Yes, these are all books and movies and television shows, I’m a pop culture cliche perhaps. But by then I couldn’t get enough: science stories on the Internet, weird photos from space, movies about the relativity of time, the what-if space dreaming in novels, all of it. I’ve gone from adoring exclusively period drama based on classic books to devouring anything to do with time and space. When the Higgs-Boson particle (called The God Particle) sounded like dance music, it dazzled me. Oh, and here’s this one, for heaven’s sake, how crickets sound like a choir singing when you slow down the speed of their natural chirp. The pale blue dot of Earth in space is sobering. There’s the stunning images of the Creation Pillars from the Hubble Telescope – that’s a picture of them right at the top of this post. Again: wow.
I couldn’t figure out why I was suddenly fascinated with science stuff when it hit me: wonder.
Science has reclaimed wonder for me again. It’s that sense of the vastness of the universe, of the possibilities, of the mystery and beauty of it. It makes me feel more wonder about God particularly.

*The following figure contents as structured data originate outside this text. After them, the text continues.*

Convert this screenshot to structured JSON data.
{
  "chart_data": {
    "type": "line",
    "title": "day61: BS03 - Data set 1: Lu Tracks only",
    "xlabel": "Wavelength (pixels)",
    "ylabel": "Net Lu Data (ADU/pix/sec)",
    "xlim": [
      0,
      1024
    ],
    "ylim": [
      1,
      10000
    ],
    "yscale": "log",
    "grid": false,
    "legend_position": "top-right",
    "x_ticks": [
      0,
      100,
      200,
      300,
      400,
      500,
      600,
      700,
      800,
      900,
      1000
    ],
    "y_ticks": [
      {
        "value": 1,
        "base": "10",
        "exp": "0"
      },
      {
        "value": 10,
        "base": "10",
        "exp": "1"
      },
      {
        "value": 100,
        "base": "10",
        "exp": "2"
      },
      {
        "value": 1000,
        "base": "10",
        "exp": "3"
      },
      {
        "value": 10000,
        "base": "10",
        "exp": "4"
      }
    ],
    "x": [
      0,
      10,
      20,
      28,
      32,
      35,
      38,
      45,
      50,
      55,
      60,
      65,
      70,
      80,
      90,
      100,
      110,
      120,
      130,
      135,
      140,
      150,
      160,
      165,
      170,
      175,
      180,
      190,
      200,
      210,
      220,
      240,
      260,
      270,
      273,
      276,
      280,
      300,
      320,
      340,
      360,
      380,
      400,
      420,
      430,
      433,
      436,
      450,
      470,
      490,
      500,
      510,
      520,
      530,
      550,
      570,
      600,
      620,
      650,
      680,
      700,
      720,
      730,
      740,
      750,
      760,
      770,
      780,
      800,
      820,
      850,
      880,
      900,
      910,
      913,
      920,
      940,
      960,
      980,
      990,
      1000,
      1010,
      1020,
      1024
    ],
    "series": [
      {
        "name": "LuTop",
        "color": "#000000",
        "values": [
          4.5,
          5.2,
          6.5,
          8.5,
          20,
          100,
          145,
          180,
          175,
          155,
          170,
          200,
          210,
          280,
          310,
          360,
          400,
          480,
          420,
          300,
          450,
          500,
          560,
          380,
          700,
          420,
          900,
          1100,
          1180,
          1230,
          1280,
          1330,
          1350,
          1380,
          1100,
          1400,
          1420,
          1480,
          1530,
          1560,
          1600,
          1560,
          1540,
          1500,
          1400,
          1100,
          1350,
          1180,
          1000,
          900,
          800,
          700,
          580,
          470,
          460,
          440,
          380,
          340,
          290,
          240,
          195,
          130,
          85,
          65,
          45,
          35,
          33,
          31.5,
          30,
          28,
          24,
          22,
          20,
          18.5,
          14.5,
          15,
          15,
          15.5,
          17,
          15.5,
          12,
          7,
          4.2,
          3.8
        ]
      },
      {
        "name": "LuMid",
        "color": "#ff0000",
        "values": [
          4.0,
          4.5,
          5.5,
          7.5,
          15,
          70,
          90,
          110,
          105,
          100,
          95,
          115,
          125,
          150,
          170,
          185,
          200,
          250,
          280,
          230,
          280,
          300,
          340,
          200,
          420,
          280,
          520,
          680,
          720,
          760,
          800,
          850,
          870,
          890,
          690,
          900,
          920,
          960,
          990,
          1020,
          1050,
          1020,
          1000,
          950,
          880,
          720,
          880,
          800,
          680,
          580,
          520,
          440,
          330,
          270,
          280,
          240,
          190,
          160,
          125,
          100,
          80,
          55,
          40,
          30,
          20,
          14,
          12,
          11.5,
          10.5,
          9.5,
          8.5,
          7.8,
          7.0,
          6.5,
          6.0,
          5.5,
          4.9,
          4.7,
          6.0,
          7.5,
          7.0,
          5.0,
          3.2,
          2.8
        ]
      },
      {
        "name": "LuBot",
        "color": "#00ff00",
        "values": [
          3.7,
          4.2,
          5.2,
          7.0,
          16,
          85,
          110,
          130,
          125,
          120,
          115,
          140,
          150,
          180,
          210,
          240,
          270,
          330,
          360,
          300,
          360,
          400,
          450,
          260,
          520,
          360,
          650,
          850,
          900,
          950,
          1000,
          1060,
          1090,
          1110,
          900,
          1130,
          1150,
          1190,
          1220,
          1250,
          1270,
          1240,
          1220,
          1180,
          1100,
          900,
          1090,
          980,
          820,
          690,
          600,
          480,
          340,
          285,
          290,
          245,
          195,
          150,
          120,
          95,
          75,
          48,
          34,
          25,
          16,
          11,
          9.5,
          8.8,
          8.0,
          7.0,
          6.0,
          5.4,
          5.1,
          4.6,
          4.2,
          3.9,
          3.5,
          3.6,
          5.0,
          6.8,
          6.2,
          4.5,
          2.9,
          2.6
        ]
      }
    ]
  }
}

Religion in our modern era has been primarily concerned with making God small and knowable. Most of our religious work or scholarship is about breaking complexity into simplicity, systemizing theology, charting timelines, and answering questions. It’s about removing the wonder, bringing God to a manageable deity, an understandable force, to our minds and understandings, our methods and concerns. It’s not the sole proprietary work of conservatives or progressives: we all seek to erase the wonder because it scares us. We need a God we can manage, perhaps, one that fits into our story instead of orienting ourselves around how we fit in the bigger story.
So much of our study of theology is actually just a way to stop conversations, rather than start them. We want the answers, I know, but it makes me wonder if we are even asking the right questions, let alone if we even see the vast glory upon glory of what lies before us and around us. The most small and common aspects of our lives contain worlds.
Perhaps that’s one of the reasons why I loved Rob Bell’s book, What We Talk About When We Talk About God – the unabashed science of wonder particularly in quantum physics that he connects to the complexity and even ambiguity of God is so rare in non-academic religious publishing or thought. As he wrote, ““Because sometimes you need a biologist, and sometimes you need a poet. Sometimes you need a scientist, and sometimes you need a song.”
And sometimes it seems there is more room for wonder, mystery, grandeur, delight, beauty, and reverence in astro-physics than in religion.
I want to chase wonder a bit more, to stop thinking that my job is figure everything out but instead to sit in the awe and the beauty, in the vast unknowing of God, and be a bit more dazzled. I see wonder in so much of Scripture – over God and the universe – and I think I need more of that again.
Science leaves room for possibilities. It makes me ask myself: how else am I domesticating the wild unknowable possibilities of God?
I want to steer into the things that leave me asking questions instead of memorizing answers. I want to see the hand of God painting through skies and crickets, babies and black holes. Science is re-introducing wonder to my life and I need it because it’s reminding me of the inherent wonder of God. I think we all need to say “I don’t know but isn’t it amazing?” a bit more often.
And now, your turn: what are some things that are recapturing wonder for you these days? Doesn’t have to be science but it sure can be!